The story of a puppy on a doorstep
Many long years ago, soon after I was first married, we lived in an apartment near the center of Harare, Zimbabwe's capital city. It was a tiny place on the second floor, with just four rooms, a living room, bedroom, bathroom and kitchen, but we were young and it was sufficient for the two of us.
We had no thoughts of keeping any pets, although there was one old and battle-scarred cat who would visit us occasionally, stay a few days, and then be gone. So, when a puppy turned up on our doorstep one night, we knew that we could not keep him, even if we were unable to trace his true owner. One thing was certain - there was no way we could just ignore him. He seemed to have taken a liking to us and, apart from anything else, he looked like the cover photo to this story.
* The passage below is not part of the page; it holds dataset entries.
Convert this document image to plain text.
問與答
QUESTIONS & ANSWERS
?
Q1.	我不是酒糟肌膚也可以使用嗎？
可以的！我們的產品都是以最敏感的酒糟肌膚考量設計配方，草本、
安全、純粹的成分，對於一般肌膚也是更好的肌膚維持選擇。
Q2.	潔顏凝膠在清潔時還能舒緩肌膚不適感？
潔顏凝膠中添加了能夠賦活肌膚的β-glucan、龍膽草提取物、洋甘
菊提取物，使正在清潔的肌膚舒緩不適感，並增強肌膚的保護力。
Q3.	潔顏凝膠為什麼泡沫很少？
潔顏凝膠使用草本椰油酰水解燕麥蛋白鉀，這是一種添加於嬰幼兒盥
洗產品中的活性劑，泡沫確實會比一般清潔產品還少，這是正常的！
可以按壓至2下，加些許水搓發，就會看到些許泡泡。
Could you say no to those eyes? We couldn't either and took him in for the night, instituting a search for his owner the next day. In fact, the search lasted several days but turned up nothing; no-one would admit to ownership and it was as if the little fellow had been sent to us from another dimension without a return address.
It was clear that we would have to find a home for him. After a few moments' thought on this, an evil scheme began to hatch in my mind. My father's dog, Rufus, had died a little while back and my mother, heartbroken, had sworn she would never have another dog. I knew that my father was a great one for dogs, however, and that, if I went about it in the right way, I should be able to persuade him to take the pup.
The secret was in the breed of our little house guest. Looking at his color and the size of his paws, it seemed to me that we had a Doberman Pinscher on our hands. This was fortunate indeed, for my father would only ever consider certain types of dog and the Doberman would fit his criteria pretty well. I phoned him one evening.
"Hi Dad, it's me."
"Hello, Beholden*, what's up?"
"Well, I may have a small present for you."
"A present? It's not my birthday."
"I know that but I think you might like this anyway. A pup turned up at our flat a few days ago."
"A dog? Oh no, you know how your mother feels about that. A stray, is it?"
"Yes and we've tried everything to find out whose it is but no luck."
"What is it? A mutt?"
"That's the thing, Dad. I think it's a Doberman."
"Oh, a Doberman, hey? What makes you so sure?"
"Well, the color is right and he has big paws."
"Hmmm. Tell you what, I'll have a word with Gwynnie and see if I can work something out..."
He was around to pick up the puppy about an hour later.
I was quite pleased with myself at having found a good home for the dog, especially as my father had taken my suggestion of a name for him. We called him Gunter; after all, the Doberman is a German breed and I thought Gunter a suitably German name.
A few weeks later my father mentioned that the pup did not seem to be growing much. I told him to give it time; who knows how long a Doberman takes to grow up? He seemed unsure but was prepared to wait. And so it went for a few weeks: the occasional grumble about the puppy not growing but no question of not keeping it.
It was several months later when I was visiting my parents that my father pronounced his verdict. "It's not a Doberman at all," he said to me one day. "If you ask me, the damn thing's a Manchester Terrier".
I had no idea what a Manchester Terrier was and asked him what they looked like. He pointed at the dog lying at his feet. "Like that," he said. It was obvious now that Gunter just wasn't going to get any bigger - he was an adult dog already. I couldn't help it; I burst out laughing. By that time my mother had taken a liking to Gunter and he had become part of the family. My father was stuck with him and knew it.
And so, for many years, Gunter was the family dog. My father eventually got over his disappointment but he was never as keen on his Manchester Terrier as he was on the other rough, tough dogs he'd owned before. In some ways Gunter was a sad case; he must have had rough treatment before he found us for he was always a little cowed as though expecting to be beaten. But his efforts to please were so comical that everyone liked him, even my father admitting on rare occasions that "the dog isn't really so bad".
I'm not sure that he ever forgave me for putting one over him, however, even if it was unintentional. Well, slightly unintentional; Gunter's paws weren't all that big, after all.
Word Count: 860
* Okay, my real name's not Beholden but I prefer the assumed one.